In terms of public attitudes, too, the time for the legalizati­on of sports betting might be right.

The Washington Post reported late last month that a poll it conducted with UMass Lowell found that 55 percent of the population approve of legalized sports betting. Legality aside, 21 percent of sports fans indicated they’ve bet on profession­al sporting events in the past five years.

An earlier poll commission­ed by the AGA, the national trade group for the commercial and tribal casino industry, determined that nearly six in 10 Americans, and 72 percent of those identifyin­g as avid sports fans, favor an end to the federal ban on sports betting.
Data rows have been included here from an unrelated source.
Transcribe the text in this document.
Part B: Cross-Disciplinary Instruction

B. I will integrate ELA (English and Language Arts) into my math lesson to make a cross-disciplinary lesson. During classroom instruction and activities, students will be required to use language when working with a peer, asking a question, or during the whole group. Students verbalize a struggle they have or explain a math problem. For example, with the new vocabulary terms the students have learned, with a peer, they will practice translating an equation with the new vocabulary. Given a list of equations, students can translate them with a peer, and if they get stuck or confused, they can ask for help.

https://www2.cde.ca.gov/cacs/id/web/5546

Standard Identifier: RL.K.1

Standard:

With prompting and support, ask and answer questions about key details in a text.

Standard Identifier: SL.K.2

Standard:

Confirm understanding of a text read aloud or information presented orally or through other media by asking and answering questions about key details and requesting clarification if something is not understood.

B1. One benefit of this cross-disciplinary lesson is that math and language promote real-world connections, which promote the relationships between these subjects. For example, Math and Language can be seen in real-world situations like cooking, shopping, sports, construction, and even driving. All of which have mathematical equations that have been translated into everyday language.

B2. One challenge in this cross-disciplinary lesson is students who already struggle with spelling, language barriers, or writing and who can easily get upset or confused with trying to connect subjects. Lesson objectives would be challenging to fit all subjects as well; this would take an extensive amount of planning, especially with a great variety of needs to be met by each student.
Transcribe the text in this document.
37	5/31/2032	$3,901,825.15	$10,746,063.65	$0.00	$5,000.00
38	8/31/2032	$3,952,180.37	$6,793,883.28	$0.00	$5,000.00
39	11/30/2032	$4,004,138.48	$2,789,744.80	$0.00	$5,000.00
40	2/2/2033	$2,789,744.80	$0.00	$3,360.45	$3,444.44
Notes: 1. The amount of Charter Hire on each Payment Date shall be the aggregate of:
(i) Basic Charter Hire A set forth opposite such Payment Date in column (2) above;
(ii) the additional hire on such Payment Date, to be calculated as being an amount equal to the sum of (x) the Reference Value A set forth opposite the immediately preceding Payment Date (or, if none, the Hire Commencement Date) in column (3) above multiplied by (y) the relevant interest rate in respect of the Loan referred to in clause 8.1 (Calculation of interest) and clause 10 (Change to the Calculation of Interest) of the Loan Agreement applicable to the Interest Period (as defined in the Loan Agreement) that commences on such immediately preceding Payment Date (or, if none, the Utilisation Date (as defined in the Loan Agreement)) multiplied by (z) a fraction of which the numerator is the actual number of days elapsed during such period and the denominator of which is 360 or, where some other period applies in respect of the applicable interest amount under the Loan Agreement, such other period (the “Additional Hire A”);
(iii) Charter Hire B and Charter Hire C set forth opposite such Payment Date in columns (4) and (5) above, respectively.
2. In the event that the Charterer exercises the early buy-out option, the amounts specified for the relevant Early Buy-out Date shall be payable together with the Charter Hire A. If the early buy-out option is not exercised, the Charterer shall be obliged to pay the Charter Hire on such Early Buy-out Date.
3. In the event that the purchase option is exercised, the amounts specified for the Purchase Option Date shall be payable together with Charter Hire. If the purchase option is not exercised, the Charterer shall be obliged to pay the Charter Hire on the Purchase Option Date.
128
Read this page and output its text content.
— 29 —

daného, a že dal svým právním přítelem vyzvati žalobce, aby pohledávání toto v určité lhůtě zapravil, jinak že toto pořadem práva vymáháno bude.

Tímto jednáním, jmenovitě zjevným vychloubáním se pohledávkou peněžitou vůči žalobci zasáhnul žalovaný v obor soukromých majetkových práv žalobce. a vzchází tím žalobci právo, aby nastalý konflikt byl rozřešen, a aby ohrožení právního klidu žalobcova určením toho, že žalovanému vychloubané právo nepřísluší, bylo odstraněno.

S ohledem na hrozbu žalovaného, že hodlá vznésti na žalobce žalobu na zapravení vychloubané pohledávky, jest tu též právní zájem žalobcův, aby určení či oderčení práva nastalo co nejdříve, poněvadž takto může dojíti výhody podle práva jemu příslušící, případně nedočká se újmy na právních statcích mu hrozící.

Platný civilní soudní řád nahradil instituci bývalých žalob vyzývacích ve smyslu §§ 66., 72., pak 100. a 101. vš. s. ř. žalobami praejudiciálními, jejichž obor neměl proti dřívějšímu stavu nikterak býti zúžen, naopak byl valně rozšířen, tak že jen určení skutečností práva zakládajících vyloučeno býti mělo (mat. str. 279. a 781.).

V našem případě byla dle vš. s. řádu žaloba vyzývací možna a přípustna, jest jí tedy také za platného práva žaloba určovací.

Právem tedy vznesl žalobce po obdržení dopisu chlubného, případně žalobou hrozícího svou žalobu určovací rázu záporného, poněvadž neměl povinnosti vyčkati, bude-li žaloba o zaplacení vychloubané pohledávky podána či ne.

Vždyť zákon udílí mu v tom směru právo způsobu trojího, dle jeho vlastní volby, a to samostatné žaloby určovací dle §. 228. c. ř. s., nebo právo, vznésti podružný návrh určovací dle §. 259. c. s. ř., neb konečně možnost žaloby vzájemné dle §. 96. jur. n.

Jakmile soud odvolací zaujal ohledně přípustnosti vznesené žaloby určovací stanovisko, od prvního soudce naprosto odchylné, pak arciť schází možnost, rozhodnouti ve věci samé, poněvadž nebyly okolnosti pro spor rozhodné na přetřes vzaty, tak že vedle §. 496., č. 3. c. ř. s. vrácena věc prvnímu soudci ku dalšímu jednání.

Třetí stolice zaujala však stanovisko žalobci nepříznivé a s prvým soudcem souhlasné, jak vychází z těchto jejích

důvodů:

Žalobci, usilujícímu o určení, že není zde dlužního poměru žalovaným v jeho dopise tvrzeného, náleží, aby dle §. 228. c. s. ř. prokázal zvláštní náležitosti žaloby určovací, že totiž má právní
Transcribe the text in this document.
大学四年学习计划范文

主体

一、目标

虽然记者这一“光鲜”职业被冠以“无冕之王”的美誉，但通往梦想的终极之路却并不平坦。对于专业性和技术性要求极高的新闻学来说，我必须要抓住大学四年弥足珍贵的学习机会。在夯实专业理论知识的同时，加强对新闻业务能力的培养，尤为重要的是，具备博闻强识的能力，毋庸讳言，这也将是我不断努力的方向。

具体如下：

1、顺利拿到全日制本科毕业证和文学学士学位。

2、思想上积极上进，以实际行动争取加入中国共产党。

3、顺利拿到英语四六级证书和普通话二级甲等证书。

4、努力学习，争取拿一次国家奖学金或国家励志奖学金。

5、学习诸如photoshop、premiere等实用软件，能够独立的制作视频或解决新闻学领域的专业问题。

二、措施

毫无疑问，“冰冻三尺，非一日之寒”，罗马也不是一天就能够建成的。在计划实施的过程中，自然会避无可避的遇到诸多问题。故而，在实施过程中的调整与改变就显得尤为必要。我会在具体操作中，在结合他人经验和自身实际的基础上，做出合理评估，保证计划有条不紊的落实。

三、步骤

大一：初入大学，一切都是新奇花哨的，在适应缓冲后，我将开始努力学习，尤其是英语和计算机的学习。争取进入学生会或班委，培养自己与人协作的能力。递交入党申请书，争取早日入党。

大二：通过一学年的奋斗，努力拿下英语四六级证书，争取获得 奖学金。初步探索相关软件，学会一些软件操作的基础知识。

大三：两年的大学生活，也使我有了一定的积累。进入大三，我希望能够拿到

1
In the New Jersey cases consolidat­ed before the Supreme Court, the AGA filed a brief in support of the petitioner­s, Gov. Chris Christie and the New Jersey Thoroughbr­ed Horsemen’s Associatio­n. The respondent­s in the cases include the National Collegiate Athletic Associatio­n and the four major profession­al sports leagues: the National Football League, National Basketball Associatio­n, National Hockey League and Major League Baseball.

The leagues’ once-fervent opposition to regulated sports betting has waned considerab­ly. An NHL expansion team now calls Las Vegas home and the Oakland Raiders’ move there has been approved.

In its brief, the AGA claims the federal ban on sports betting has failed.

“Far from stopping sports betting,” it asserts, “PASPA has just moved it into the shadows, all while Americans’ views on the matter have evolved.”